Should I spend what limited and unknown time I have in pointless arguments that never really reach a conclusion or browsing the internet for no purpose other than demanding that someone entertain me? Should I put off contacting friends and family? Should I say yes to every call on my time, handing over control to others?

“How long are you going to wait before you demand the best for yourself and in no instance bypass the discriminations of reason? You have been given the principles that you ought to endorse, and you have endorsed them. What kind of teacher, then, are you still waiting for in order to refer your self-improvement to him? You are no longer a boy, but a full-grown man. If you are careless and lazy now and keep putting things off and always deferring the day after which you will attend to yourself, you will not notice that you are making no progress, but you will live and die as someone quite ordinary.”

Epictetus

Memento Mori is a call to action. If I can hold that thought in my mind then I can follow Marcus Aurelius’ command to let it determine my every thought, word and deed.

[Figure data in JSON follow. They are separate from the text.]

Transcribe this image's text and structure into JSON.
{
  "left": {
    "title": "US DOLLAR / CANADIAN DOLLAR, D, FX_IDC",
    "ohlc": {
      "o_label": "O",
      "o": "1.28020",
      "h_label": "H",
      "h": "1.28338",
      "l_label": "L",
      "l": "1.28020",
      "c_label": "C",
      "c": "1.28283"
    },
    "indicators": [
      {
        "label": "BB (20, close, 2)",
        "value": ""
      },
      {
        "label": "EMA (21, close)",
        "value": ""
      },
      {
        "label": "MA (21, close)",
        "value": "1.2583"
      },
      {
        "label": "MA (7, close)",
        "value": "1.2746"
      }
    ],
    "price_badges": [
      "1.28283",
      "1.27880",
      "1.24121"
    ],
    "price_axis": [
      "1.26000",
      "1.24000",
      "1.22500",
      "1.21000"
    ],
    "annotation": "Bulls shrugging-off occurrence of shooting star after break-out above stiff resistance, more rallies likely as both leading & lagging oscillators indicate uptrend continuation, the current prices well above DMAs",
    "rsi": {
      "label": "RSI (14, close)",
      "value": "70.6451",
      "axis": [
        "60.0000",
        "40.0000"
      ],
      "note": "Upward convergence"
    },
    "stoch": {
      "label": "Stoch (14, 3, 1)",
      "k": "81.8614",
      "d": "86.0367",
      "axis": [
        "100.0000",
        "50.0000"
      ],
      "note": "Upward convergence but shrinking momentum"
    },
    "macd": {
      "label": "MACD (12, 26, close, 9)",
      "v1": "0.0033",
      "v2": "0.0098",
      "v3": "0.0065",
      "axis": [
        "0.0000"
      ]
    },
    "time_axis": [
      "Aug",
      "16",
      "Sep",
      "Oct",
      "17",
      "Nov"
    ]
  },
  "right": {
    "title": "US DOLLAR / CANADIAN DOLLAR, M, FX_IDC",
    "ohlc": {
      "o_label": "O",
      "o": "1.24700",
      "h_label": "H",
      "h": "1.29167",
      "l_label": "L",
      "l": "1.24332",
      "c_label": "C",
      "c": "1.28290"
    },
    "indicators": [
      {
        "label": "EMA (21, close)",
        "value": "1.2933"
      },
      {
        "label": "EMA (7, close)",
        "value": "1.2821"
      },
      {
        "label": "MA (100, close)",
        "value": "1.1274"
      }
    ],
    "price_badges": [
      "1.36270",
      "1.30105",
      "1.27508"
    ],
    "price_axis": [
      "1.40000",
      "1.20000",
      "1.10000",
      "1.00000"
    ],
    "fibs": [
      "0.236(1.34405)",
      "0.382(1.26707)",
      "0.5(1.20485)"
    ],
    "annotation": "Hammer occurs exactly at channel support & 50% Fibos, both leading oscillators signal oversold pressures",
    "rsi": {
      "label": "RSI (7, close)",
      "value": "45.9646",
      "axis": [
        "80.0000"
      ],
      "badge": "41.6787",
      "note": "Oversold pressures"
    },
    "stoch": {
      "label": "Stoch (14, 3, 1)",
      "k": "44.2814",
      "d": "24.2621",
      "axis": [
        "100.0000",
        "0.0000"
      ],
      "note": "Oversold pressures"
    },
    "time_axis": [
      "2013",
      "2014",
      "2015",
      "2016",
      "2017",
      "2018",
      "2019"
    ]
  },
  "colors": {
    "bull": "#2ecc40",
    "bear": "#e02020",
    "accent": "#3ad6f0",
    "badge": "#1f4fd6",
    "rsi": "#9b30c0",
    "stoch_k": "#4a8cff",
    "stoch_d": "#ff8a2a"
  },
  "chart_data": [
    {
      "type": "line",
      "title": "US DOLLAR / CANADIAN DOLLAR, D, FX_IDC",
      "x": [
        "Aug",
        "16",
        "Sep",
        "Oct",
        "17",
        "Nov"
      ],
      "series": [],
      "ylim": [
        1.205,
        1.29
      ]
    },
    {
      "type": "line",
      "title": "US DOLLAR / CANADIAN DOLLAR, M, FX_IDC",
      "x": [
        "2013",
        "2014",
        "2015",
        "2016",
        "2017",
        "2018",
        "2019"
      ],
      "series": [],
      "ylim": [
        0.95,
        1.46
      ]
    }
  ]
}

I can spend my time following my passions, doing the things that I enjoy and spending my time with those I care about.

And as Epictetus says, I can this day start the process of self-improvement. In each moment I can make a conscious choice to spend my time in a way that improves me or the world around me. Perfection is not an end goal but a journey, a moment by moment process of choices that move towards a better me.

And then, by living this way, I can leave this life at the moment that fate appoints satisfied that I did my best.